Tuesday, April 24, 2012

The Weakest Among Us



It's a cold Friday afternoon in April reminding us that the warm weather we had, in Chicago IL, a few weeks ago, during March, was a loan and we were paying for it now. We've just finished Jumu'ah (Friday Prayer) and have sat down to have some early dinner, drink coffee and talk with other congregants. My mother is on her way to work and lets me know that my father's ride should arrive shortly.

Numerous peeks out the window, several trips to the corner, all to discover that, without conscience, the driver never showed up and he ,or she, has reported my father as a no-show.

Several phone calls to dispatch, and two hours later a sullen looking driver, giving terse one word answers, arrives to take my father home. I walk with him to the van, place his ramp inside and wait for the driver to secure his chair to the floor.

My father is, among other things, a disabled senior citizen confined to a wheel chair. At 64 years old he's a 9 year stroke and heart attack survivor and travels primarily by handicap accessible van.  He's a retired Structural Ironworker (Local #1 ), U.S. Veteran (USAF/USA-ANG),  respected martial artist, writer, community organizer, Imam, and also one of the most well read people on any number of subjects you could ever dream of meeting.
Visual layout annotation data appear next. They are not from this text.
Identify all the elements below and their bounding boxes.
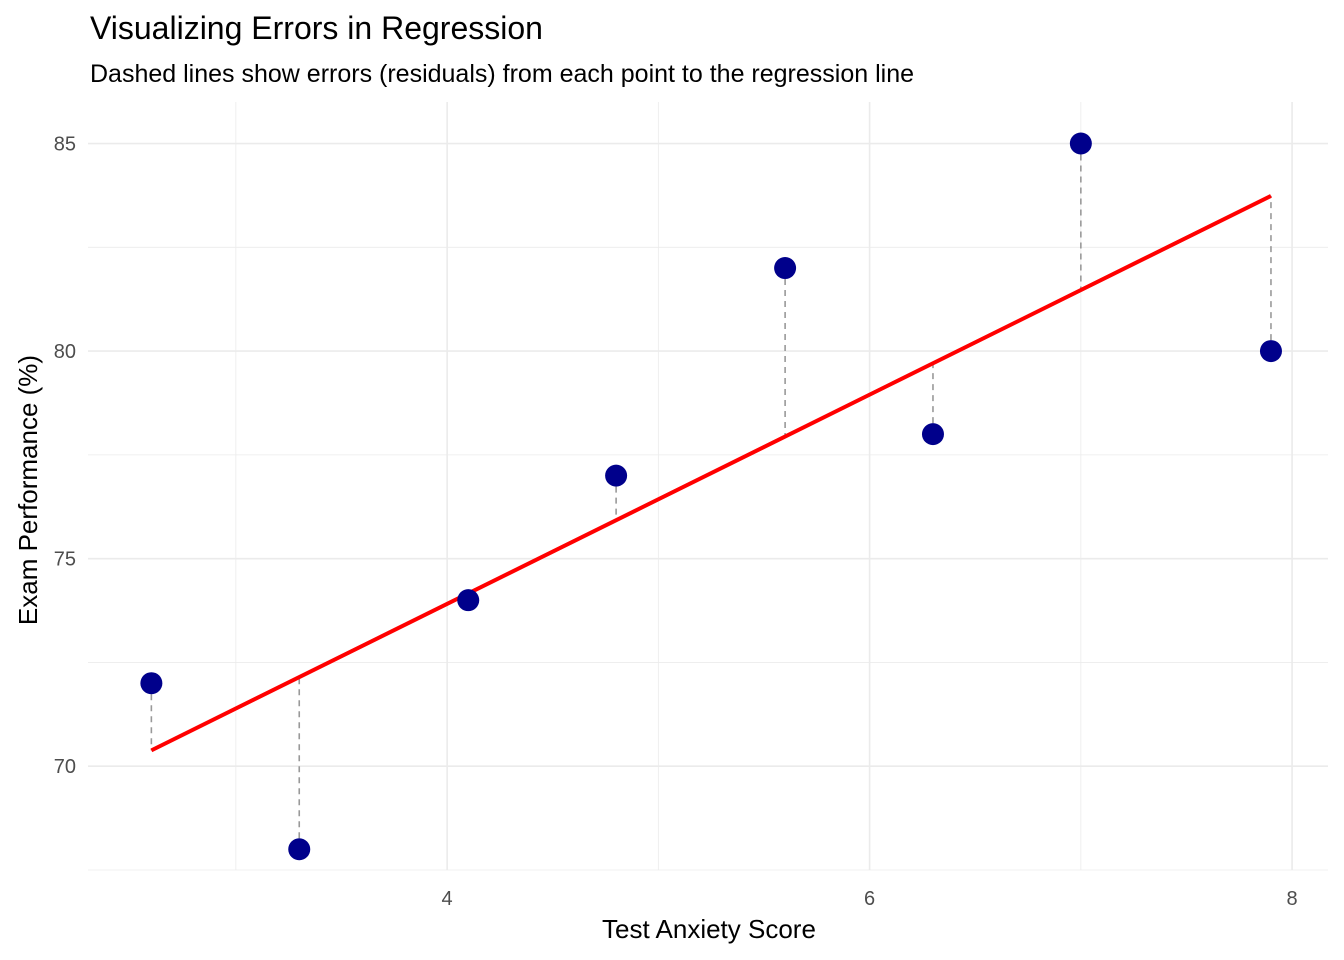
data-point (921, 423, 944, 446)
residual-lines (150, 143, 1272, 850)
x-tick-label: 6 (864, 888, 875, 910)
y-axis-label: Exam Performance (%) (13, 355, 43, 625)
chart-title: Visualizing Errors in Regression (90, 10, 543, 46)
y-tick-labels: 70 75 80 85 (54, 134, 76, 779)
y-tick-label: 70 (54, 756, 76, 778)
data-point (774, 257, 797, 280)
data-point (1259, 340, 1282, 363)
x-axis-label: Test Anxiety Score (602, 914, 816, 944)
data-point (457, 589, 480, 612)
major-gridlines (88, 102, 1328, 870)
x-tick-label: 4 (442, 888, 453, 910)
data-point (288, 838, 311, 861)
data-point (1069, 132, 1092, 155)
y-tick-label: 85 (54, 134, 76, 156)
y-tick-label: 80 (54, 341, 76, 363)
data-points (140, 132, 1282, 861)
regression-line (150, 194, 1272, 753)
x-tick-label: 8 (1287, 888, 1298, 910)
y-tick-label: 75 (54, 549, 76, 571)
data-point (140, 672, 163, 695)
regression-line-group (150, 194, 1272, 753)
data-point (605, 464, 628, 487)
x-tick-labels: 4 6 8 (442, 888, 1298, 910)
minor-gridlines (88, 102, 1328, 871)
chart-subtitle: Dashed lines show errors (residuals) fro… (90, 60, 914, 88)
Despite what he has accomplished in life, his gracefully graying presence in a wheelchair affixes the label of  disabled-senior to him, which in the minds of the ignorant means, powerless, ready for the picking, and of no account. The original driver's failure to show up and his/her statement that my father was a no-show is emblematic of that ignorance.

I cringe to think, how many elderly and disabled fall victim to this type of laziness and hardheartedness? My father is still mentally sharp and more than capable of fighting his own battles, but I'm thankful he has my mother and the rest of the family to advocate for him as well. What of those who are unable to speak for themselves?  What of those who have no one to advocate for them? They sit frustrated and powerless, being made to feel of no account.

Something as simple as arriving on time with a smile to pick up a passenger, can make all the difference in how a person transitions from a "normal life" to negotiating life in the sphere of the "Handicapped", "Disabled", or "Differently Abled."

People working in industries offering provider services to seniors and the disabled take on a responsibility which they are likely never to be justly (monetarily) compensated for (there should certainly be some reform in this area). I've met some really dedicated and beautiful people, working in this industry; unfortunately, they are the exception and not the norm.  These individuals are depended on by people to take care of their mothers, fathers, grandparents, and sometimes their husbands and wives. They have every expectation that their loved ones, or they themselves, will be treated with dignity, patience, and respect, and every fear that they will not be. The fear is to be looked at as a broken vessel with no worth, and no voice.

In light of the United States increasing senior population, coupled with medical advancements which have lengthened  the life expectancy of stroke and heart attack victims, conversations around how to best serve them will continue to come to the fore. Among these conversations the criteria regarding the quality of care and service provided to these individuals must be reexamined.

Regardless of where a person falls in the hierarchy of those entrusted to serve our senior, disabled, or both, they must embody a prerequisite modicum of integrity, civility, and respect.
 
It's said that you can judge a society based on how well it treats its young and its elderly. If this is true, we have a long way to go.